Data Show Deflation Except in Health Care
September’s Producer Price Index declined 0.5 percent, month on month, and dropped 1.1 percent, year on year. A mild deflation appears to be taking hold in the general economy. However, it is not so in health care. Of the 14 sub-indices for health-related goods and services, only five declined month on month. Only three declined year on year (see Table I).
Outside health care, producer prices for both final and intermediate demand goods have declined precipitously since September 2014. This makes the increases in producer prices of health-related goods especially disturbing. Pharmaceutical preparations increased in price by 8.9 percent year on year, versus a 5.1 percent decline in prices of final demand goods.
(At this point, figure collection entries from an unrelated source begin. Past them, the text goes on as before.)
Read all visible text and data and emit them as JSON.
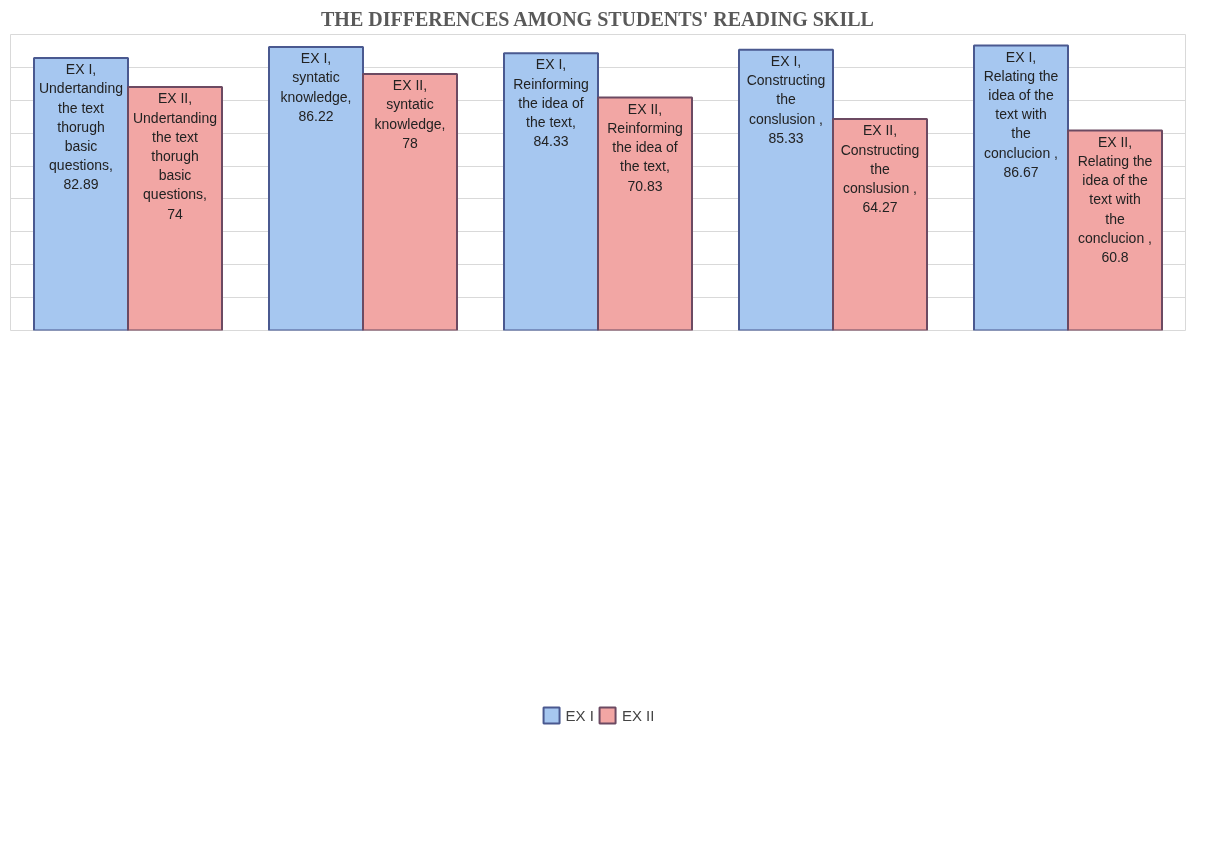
{
  "chart_data": {
    "type": "bar",
    "title": "THE DIFFERENCES AMONG STUDENTS' READING SKILL",
    "categories": [
      null,
      null,
      null,
      null,
      null
    ],
    "series": [
      {
        "name": "EX I",
        "color": "#a6c7f0",
        "values": [
          82.89,
          86.22,
          84.33,
          85.33,
          86.67
        ],
        "value_labels": [
          "EX I, Undertanding the text thorugh basic questions, 82.89",
          "EX I, syntatic knowledge, 86.22",
          "EX I, Reinforming the idea of the text, 84.33",
          "EX I, Constructing the conslusion , 85.33",
          "EX I, Relating the idea of the text with the conclucion , 86.67"
        ]
      },
      {
        "name": "EX II",
        "color": "#f2a6a4",
        "values": [
          74,
          78,
          70.83,
          64.27,
          60.8
        ],
        "value_labels": [
          "EX II, Undertanding the text thorugh basic questions, 74",
          "EX II, syntatic knowledge, 78",
          "EX II, Reinforming the idea of the text, 70.83",
          "EX II, Constructing the conslusion , 64.27",
          "EX II, Relating the idea of the text with the conclucion , 60.8"
        ]
      }
    ],
    "ylim": [
      0,
      90
    ],
    "yticks": [
      {
        "value": 0,
        "label": null
      },
      {
        "value": 10,
        "label": null
      },
      {
        "value": 20,
        "label": null
      },
      {
        "value": 30,
        "label": null
      },
      {
        "value": 40,
        "label": null
      },
      {
        "value": 50,
        "label": null
      },
      {
        "value": 60,
        "label": null
      },
      {
        "value": 70,
        "label": null
      },
      {
        "value": 80,
        "label": null
      },
      {
        "value": 90,
        "label": null
      }
    ],
    "grid": "y",
    "legend": "bottom",
    "tick_labels": false
  }
}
That is, using final demand goods as a baseline, prices for pharmaceutical preparations increased 14 percent! Price increases for other health-related goods have not been so dramatic.
Producer prices for health services are broadly moving in line with prices for other services. As I noted last month, what is interesting is the difference in the rate of inflation for hospital inpatient versus outpatient services. Outpatient prices are declining, while inpatient prices are rising, resulting in a gap.
I’d like to believe the outpatient prices are under pressure from ambulatory clinics. As for inpatient prices – well, this data gibes well with the Quarterly Services Survey, which showed an increase in hospital profits.